Figures from the NIHR show that in
England, clinical research is worth
£2.7 billion a year
– including £1.5 billion from commercial sources
The UK’s success in early science has been built on attracting investment and research activity from global pharmaceutical companies to our world-famous universities and research centres. The industry runs thousands of trials around the world at any one time and invests significantly into UK R&D.
“At £4.3 billion a year,
the industry invests far in
excess of any other sector.”
This report looks at how the UK has built on its legacy of medical innovation to become one of the most competitive global hubs for clinical research and how we compare against Europe and the rest of the world.
The ABPI annually commissions data collection on the number of clinical trials initiated, by country, phase and disease area. Data is reported for the UK compared to global comparators, including a selection of EU and other countries, including the USA and Canada.
For the first time this analysis also includes data on China, Brazil, South Africa and Switzerland (from 2016), in order to better reflect the global nature of the clinical research landscape and give us a clearer view on where the UK stands internationally.
The data provides clinical trial activity in the period after the EU referendum and acts as a benchmark for the UK’s position in this globally competitive arena at that time.
Commercial clinical research trends, in the UK, have remained stable over the last few years.

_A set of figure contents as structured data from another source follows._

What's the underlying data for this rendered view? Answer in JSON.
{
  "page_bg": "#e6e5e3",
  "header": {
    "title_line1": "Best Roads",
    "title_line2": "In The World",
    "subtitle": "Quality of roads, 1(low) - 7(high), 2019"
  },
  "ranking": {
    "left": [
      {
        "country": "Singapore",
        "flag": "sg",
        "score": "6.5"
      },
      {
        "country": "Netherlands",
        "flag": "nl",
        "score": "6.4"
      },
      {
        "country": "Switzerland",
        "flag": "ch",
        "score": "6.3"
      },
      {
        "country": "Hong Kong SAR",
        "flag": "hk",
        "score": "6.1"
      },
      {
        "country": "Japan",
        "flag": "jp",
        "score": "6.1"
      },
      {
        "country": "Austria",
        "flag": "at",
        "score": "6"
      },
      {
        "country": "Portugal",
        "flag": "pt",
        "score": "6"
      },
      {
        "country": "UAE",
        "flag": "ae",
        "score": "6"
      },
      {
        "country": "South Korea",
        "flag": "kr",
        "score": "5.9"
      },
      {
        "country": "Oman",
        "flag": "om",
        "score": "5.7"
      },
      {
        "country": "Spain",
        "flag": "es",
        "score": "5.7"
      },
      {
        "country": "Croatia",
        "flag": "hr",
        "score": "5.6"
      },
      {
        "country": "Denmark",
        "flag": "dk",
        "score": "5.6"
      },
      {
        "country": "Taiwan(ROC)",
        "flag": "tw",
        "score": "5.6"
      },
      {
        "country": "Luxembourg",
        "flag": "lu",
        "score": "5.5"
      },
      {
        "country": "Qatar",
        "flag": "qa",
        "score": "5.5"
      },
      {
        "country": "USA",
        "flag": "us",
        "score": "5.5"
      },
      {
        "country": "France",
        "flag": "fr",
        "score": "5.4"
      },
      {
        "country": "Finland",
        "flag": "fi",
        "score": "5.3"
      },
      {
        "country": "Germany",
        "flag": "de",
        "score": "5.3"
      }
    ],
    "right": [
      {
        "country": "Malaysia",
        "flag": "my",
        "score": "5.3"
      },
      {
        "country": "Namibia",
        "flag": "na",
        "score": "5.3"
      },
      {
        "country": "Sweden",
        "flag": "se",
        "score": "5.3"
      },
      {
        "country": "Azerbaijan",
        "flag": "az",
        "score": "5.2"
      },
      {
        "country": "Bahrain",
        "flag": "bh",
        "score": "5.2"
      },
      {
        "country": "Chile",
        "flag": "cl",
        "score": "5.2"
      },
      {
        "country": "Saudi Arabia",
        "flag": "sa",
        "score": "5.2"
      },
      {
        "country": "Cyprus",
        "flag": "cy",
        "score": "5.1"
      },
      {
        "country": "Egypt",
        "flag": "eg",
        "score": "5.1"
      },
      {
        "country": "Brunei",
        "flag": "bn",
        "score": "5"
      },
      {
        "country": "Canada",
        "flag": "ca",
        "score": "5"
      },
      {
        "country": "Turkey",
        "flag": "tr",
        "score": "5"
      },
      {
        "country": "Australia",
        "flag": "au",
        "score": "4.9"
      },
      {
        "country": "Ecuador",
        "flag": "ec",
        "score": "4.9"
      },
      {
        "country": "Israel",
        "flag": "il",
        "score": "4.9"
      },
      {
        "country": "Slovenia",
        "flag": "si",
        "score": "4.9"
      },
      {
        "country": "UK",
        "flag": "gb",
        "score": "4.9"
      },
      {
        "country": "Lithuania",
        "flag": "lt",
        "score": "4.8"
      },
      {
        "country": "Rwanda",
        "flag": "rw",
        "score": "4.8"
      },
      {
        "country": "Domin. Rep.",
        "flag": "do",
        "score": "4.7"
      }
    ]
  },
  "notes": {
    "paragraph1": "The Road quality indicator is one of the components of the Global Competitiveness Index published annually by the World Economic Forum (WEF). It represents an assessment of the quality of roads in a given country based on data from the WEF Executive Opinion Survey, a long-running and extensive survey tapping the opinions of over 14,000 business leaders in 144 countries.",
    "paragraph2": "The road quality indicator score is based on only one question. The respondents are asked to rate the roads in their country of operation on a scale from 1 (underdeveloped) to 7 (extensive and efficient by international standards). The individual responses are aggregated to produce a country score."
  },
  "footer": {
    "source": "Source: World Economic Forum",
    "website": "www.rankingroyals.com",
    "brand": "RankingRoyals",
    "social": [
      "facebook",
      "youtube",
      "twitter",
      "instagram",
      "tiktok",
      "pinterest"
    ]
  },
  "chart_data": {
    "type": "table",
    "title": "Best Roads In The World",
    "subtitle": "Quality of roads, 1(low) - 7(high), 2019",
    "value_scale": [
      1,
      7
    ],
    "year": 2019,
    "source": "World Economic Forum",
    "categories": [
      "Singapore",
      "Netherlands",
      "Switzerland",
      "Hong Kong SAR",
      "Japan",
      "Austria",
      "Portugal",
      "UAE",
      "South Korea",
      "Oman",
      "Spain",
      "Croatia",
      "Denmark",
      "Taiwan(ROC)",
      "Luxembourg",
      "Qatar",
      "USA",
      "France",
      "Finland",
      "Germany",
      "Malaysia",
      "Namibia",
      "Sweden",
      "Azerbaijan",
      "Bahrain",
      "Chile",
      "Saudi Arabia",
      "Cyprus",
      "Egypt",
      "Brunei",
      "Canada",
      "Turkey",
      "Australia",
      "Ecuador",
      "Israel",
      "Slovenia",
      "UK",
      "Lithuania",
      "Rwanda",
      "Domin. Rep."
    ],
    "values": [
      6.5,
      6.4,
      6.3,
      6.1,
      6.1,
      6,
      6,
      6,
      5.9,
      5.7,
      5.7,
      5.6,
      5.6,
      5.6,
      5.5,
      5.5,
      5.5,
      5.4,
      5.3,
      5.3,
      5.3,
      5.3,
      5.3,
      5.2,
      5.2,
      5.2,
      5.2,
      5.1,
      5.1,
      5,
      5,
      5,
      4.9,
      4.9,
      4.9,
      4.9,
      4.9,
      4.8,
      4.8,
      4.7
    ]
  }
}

The UK leads Europe in early (Phase II/II) clinical research but falls behind other European countries in Phase III clinical trials.
Whilst European countries continue to invest heavily in science and healthcare, nations like China and Brazil are emerging as the new hubs of global medicines discovery.
If we are to continue attracting international pharmaceutical companies, we must maintain and strengthen the UK offer for clinical research.
The UK Government has already committed to increasing the share of GDP spent on R&D to 2.4% by 2027 (the average of OECD countries3) and to 3% by 2030.
The Government should also encourage investment in late phase clinical trials – those where the science is closer to finding new medicines for NHS patients – the area where the UK does the least well and where we start to drop behind other nations.
The NHS has massive potential as a driver for global investment, with our health service offering a great opportunity to trial new medicines and vaccines, with its wealth of expertise and access to health data.
To keep pace with global competitors and remain at the cutting edge of innovative drug development, the UK must embrace new technology and build a workforce that is highly skilled and meets the needs of new R&D approaches.
How the UK continues to perform in this evolving landscape, will be a clear guide as to the impact of Brexit on UK medicines research and development and the effectiveness of policies to support clinical research.